Once the case is over or within 36 months (whichever comes first), you can have your cash bonds refunded, as explained in F.S. 903.31. However, if you contracted with a bail bonds agent, your upfront deposit is likely non-refundable.Florida Passed Tighter Bond Rules
In 2023, Florida Governor Ron DeSantis signed HB 1627 which, among other actions, compels the Florida Supreme Court to:
- Develop a uniform statewide bond amount for criminal offenses.
- Authorizes chief judges in judicial circuits to set even higher bond amounts.
- Prohibits a person from being released before a first appearance if he/she has been arrested for a crime of violence. (This was not really an issue in the first place.)
- Prohibits judges from granting non-monetary pretrial release at a first appearance at first appearance if the alleged offense is on the list of “dangerous offenses” (which has been expanded to include DUI manslaughter, boating manslaughter, fentanyl trafficking, or written threats to kill).
- Authorizes any party to file a motion for reconsideration of pretrial detention if the accused is granted pretrial release but then “new information comes to light suggesting pretrial detention is warranted.”
These measures were described as a pushback/protection against bail reforms passed in other states.
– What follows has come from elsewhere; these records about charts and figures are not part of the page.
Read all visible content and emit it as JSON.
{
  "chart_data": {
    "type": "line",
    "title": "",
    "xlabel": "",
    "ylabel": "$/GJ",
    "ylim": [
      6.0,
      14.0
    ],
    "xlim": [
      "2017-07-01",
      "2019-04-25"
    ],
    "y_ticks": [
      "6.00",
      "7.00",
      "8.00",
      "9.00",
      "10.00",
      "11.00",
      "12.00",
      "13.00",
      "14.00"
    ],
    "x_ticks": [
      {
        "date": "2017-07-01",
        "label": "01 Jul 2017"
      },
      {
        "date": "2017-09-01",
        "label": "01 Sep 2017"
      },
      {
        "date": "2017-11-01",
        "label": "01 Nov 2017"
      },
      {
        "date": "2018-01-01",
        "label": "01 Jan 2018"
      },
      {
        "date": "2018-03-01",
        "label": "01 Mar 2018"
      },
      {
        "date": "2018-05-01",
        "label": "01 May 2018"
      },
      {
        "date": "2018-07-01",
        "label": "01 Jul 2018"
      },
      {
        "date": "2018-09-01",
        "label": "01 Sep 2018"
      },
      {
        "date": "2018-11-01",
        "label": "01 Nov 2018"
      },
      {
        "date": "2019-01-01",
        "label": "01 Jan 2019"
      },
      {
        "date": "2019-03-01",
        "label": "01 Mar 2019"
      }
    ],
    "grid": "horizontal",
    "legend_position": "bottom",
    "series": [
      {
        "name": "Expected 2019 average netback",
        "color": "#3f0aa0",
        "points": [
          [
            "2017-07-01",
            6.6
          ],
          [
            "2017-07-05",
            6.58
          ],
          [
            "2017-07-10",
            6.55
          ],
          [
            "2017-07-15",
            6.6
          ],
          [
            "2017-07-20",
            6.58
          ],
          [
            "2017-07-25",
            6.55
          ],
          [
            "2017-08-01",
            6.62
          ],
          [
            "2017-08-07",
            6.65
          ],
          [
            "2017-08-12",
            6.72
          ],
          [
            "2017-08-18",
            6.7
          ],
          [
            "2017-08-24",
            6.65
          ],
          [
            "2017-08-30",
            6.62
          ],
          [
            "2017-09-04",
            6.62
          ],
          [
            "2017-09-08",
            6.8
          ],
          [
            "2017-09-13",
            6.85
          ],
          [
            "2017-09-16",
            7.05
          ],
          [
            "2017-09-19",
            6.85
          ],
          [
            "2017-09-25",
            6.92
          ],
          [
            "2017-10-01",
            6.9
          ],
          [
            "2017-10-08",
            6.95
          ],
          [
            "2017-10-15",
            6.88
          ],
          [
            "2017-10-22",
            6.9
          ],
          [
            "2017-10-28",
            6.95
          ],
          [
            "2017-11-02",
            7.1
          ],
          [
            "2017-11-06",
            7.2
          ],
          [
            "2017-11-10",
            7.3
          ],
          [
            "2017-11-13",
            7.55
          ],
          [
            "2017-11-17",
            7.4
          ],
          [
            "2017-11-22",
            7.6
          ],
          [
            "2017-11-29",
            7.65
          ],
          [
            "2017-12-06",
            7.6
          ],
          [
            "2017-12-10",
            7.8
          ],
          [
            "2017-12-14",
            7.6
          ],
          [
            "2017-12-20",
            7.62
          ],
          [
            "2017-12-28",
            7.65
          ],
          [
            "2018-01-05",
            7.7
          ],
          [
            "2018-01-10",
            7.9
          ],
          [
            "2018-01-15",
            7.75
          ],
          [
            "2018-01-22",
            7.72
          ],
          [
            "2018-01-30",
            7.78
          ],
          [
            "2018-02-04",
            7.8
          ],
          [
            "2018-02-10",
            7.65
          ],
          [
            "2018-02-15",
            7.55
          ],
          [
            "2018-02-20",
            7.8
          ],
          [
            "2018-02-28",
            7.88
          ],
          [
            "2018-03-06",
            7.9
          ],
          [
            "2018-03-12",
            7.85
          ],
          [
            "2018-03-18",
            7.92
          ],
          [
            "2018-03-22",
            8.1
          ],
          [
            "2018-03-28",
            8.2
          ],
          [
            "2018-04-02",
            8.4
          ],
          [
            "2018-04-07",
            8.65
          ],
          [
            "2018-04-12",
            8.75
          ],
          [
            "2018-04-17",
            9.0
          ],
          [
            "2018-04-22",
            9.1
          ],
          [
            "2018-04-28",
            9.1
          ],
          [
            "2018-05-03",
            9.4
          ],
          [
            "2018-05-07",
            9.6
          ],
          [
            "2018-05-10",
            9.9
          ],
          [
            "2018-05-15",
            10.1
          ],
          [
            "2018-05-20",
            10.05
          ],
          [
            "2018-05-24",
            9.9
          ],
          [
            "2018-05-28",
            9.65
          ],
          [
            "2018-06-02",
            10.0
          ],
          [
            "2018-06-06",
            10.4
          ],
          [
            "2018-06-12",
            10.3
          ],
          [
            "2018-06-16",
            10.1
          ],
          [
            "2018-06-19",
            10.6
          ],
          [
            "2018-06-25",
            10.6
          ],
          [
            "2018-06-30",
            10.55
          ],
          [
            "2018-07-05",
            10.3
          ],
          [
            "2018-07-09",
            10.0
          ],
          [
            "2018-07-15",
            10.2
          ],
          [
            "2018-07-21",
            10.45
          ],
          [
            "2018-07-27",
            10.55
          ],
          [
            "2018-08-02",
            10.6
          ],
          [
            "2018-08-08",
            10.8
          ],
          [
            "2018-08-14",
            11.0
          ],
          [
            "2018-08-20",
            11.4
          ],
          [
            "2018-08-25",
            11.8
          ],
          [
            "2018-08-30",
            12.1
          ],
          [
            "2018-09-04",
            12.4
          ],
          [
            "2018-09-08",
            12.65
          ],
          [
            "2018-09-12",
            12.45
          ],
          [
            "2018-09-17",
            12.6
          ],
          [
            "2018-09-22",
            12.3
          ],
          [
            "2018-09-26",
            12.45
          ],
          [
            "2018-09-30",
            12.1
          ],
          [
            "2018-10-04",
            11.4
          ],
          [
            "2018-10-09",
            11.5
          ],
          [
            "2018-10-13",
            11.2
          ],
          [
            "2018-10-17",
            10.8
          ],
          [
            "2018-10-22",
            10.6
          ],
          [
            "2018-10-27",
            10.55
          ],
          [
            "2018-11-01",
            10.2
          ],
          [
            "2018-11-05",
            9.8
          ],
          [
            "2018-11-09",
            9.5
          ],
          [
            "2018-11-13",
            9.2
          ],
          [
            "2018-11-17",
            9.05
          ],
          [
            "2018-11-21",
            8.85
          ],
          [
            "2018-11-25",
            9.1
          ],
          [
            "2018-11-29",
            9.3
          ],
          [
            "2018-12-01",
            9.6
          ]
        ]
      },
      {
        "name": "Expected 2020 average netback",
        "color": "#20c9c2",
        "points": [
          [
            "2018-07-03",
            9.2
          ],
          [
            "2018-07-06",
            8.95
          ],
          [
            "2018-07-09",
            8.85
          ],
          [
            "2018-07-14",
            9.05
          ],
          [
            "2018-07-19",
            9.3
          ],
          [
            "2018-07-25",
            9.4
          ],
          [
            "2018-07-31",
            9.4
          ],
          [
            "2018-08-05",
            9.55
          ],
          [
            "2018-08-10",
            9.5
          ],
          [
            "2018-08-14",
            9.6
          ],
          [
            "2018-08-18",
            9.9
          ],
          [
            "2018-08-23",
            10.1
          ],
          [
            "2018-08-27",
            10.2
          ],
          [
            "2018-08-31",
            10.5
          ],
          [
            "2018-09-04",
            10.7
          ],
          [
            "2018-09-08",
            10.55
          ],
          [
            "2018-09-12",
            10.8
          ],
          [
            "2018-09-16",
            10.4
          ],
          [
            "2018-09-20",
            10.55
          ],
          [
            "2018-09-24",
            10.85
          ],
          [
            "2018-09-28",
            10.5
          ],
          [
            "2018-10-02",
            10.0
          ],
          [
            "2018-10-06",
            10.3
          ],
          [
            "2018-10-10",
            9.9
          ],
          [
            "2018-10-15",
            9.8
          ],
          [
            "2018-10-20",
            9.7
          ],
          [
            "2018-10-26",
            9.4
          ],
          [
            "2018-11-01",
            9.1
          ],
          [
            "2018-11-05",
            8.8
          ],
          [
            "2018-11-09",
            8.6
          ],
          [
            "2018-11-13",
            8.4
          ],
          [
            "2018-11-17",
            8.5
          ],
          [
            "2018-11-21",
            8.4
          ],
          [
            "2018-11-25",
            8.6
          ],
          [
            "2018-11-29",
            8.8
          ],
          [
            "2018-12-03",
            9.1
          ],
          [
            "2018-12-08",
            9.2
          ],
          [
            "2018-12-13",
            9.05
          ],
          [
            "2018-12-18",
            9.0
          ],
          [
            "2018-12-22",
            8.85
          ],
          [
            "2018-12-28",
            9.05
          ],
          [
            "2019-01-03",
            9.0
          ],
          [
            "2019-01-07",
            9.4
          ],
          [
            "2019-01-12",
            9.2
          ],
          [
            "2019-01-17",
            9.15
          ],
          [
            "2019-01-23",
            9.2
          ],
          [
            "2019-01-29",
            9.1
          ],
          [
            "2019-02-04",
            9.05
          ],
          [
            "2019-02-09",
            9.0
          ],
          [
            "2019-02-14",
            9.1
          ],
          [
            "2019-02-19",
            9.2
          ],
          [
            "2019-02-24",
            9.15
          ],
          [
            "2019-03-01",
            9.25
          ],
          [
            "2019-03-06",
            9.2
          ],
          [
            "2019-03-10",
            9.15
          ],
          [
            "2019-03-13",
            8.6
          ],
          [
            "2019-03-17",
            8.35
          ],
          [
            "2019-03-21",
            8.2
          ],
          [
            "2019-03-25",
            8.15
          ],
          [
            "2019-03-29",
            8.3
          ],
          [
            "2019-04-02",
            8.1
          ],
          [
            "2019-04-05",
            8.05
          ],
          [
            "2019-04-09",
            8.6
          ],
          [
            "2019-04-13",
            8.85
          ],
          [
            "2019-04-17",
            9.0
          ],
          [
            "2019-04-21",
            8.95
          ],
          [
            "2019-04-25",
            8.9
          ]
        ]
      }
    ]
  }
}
Such reforms have primarily been aimed at reducing financial requirements imposed on the accused to secure pre-trial release.Do I Need a Criminal Defense Lawyer for a Broward Bond Hearing?
There is no rule that says you must have a lawyer at a bond hearing - but it’s still a good idea.
A criminal defense lawyer can help make a case to the court that a client should be ROR rather than required to post bail. This is one of the many benefits of hiring a Browar defense attorney as soon as possible. The case for ROR is made stronger when a person has strong family or professional ties to the area, no criminal history, and isn’t accused of violence.
If bond has already been set at your first appearance (which happens within 24 hours of an arrest) but you can’t afford it, a defense lawyer can help by filing a motion to reduce bond. Getting that matter before the court could take days, possibly weeks, depending on how backlogged the docket is. Having qualified legal counsel during this process can help defendants navigate the process with greater ease, understanding, and peace of mind.